On April 15, 2022, East Stone Acquisition Corporation, a British Virgin Island business company (East Stone), entered into a Business Combination Agreement providing for the business combination of East Stone and ICONIQ Holding Limited under a new holding company named NWTN Inc., a Cayman Islands company ( Pubco or NWTN). The transaction represents a pre-combination valuation of $2.5bn ($2,500,000,000) for NWTN upon closing.
On April 21, East Stone and the NWTN entered into a subscription agreement with an investor (April PIPE Investor), the NWTN agreed to issue and sell to the April PIPE Investor.
What does the latest NWTN agreement mean?
The April PIPE Investor agreed to subscribe for and purchase, certain ordinary shares of the NWTN for a purchaser price at the lower of (i) $10.26 or (ii) the amount equal to the price at which each ordinary share of East Stone is redeemed or converted pursuant to the redemption and at an aggregate purchase price of $200m, in a private placement.
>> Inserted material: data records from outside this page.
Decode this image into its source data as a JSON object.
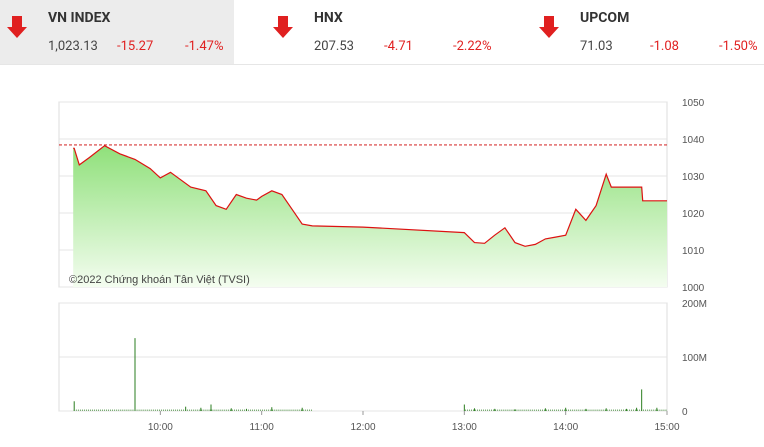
{
  "indices": [
    {
      "name": "VN INDEX",
      "value": "1,023.13",
      "change": "-15.27",
      "percent": "-1.47%",
      "active": true
    },
    {
      "name": "HNX",
      "value": "207.53",
      "change": "-4.71",
      "percent": "-2.22%",
      "active": false
    },
    {
      "name": "UPCOM",
      "value": "71.03",
      "change": "-1.08",
      "percent": "-1.50%",
      "active": false
    }
  ],
  "colors": {
    "down": "#e02020",
    "line": "#dd1111",
    "fill_top": "#8fe07a",
    "fill_bottom": "#f4fdf0",
    "volume": "#2a7d1f",
    "reference": "#cc0000"
  },
  "watermark": "©2022 Chứng khoán Tân Việt (TVSI)",
  "chart_data": {
    "type": "area",
    "price_axis": {
      "ticks": [
        "1050",
        "1040",
        "1030",
        "1020",
        "1010",
        "1000"
      ],
      "ylim": [
        1000,
        1050
      ]
    },
    "volume_axis": {
      "ticks": [
        "200M",
        "100M",
        "0"
      ],
      "ylim": [
        0,
        200
      ]
    },
    "time_ticks": [
      "10:00",
      "11:00",
      "12:00",
      "13:00",
      "14:00",
      "15:00"
    ],
    "reference_price": 1038.4,
    "price_series": [
      [
        9.15,
        1037.5
      ],
      [
        9.2,
        1033
      ],
      [
        9.3,
        1035
      ],
      [
        9.45,
        1038.2
      ],
      [
        9.6,
        1036
      ],
      [
        9.75,
        1034.5
      ],
      [
        9.9,
        1032
      ],
      [
        10.0,
        1029.5
      ],
      [
        10.1,
        1031
      ],
      [
        10.2,
        1029
      ],
      [
        10.3,
        1027
      ],
      [
        10.45,
        1026
      ],
      [
        10.55,
        1022
      ],
      [
        10.65,
        1021
      ],
      [
        10.75,
        1025
      ],
      [
        10.85,
        1024
      ],
      [
        10.95,
        1023.5
      ],
      [
        11.0,
        1024.5
      ],
      [
        11.1,
        1026
      ],
      [
        11.2,
        1025
      ],
      [
        11.3,
        1021
      ],
      [
        11.4,
        1017
      ],
      [
        11.5,
        1016.5
      ],
      [
        12.0,
        1016.2
      ],
      [
        13.0,
        1014.7
      ],
      [
        13.1,
        1012
      ],
      [
        13.2,
        1011.8
      ],
      [
        13.3,
        1014
      ],
      [
        13.4,
        1016
      ],
      [
        13.5,
        1012
      ],
      [
        13.6,
        1011
      ],
      [
        13.7,
        1011.5
      ],
      [
        13.8,
        1013
      ],
      [
        13.9,
        1013.5
      ],
      [
        14.0,
        1014
      ],
      [
        14.1,
        1021
      ],
      [
        14.2,
        1018
      ],
      [
        14.3,
        1022
      ],
      [
        14.4,
        1030.5
      ],
      [
        14.45,
        1027
      ],
      [
        14.5,
        1027
      ],
      [
        14.75,
        1027
      ],
      [
        14.76,
        1023.3
      ],
      [
        15.0,
        1023.3
      ]
    ],
    "volume_series": [
      [
        9.15,
        18
      ],
      [
        9.75,
        135
      ],
      [
        10.25,
        8
      ],
      [
        10.4,
        6
      ],
      [
        10.5,
        12
      ],
      [
        10.7,
        5
      ],
      [
        10.85,
        4
      ],
      [
        11.1,
        7
      ],
      [
        11.4,
        6
      ],
      [
        13.0,
        12
      ],
      [
        13.1,
        5
      ],
      [
        13.3,
        4
      ],
      [
        13.5,
        3
      ],
      [
        13.8,
        5
      ],
      [
        14.0,
        6
      ],
      [
        14.2,
        4
      ],
      [
        14.4,
        5
      ],
      [
        14.6,
        4
      ],
      [
        14.7,
        6
      ],
      [
        14.75,
        40
      ],
      [
        14.9,
        6
      ]
    ]
  }
}
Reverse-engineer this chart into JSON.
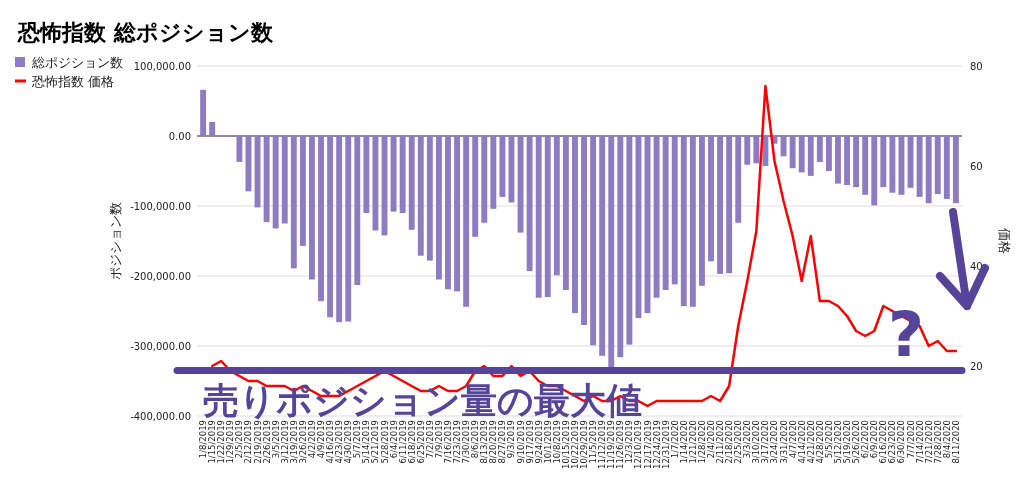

On June 15, East Stone and NWTN entered into a subscription agreement (June PIPE Subscription Agreement) with a second investor (June PIPE Investor), on the same terms as the April PIPE, the NWTN has agreed to issue and sell to the June PIPE Investor, and the June PIPE Investor has agreed to subscribe for and purchase, certain ordinary shares of the NWTN at the Per Share Price for an aggregate purchase price of $200m, in a private placement.
The June PIPE is meant to help raise additional capital for use following the closing of the Business Combination. The June PIPE Subscription Agreement contains warranties of each of East Stone, NWTN and the June PIPE Investor, and conditions to closing, including the consummation of the business combination between East Stone and ICONIQ Holding Limited.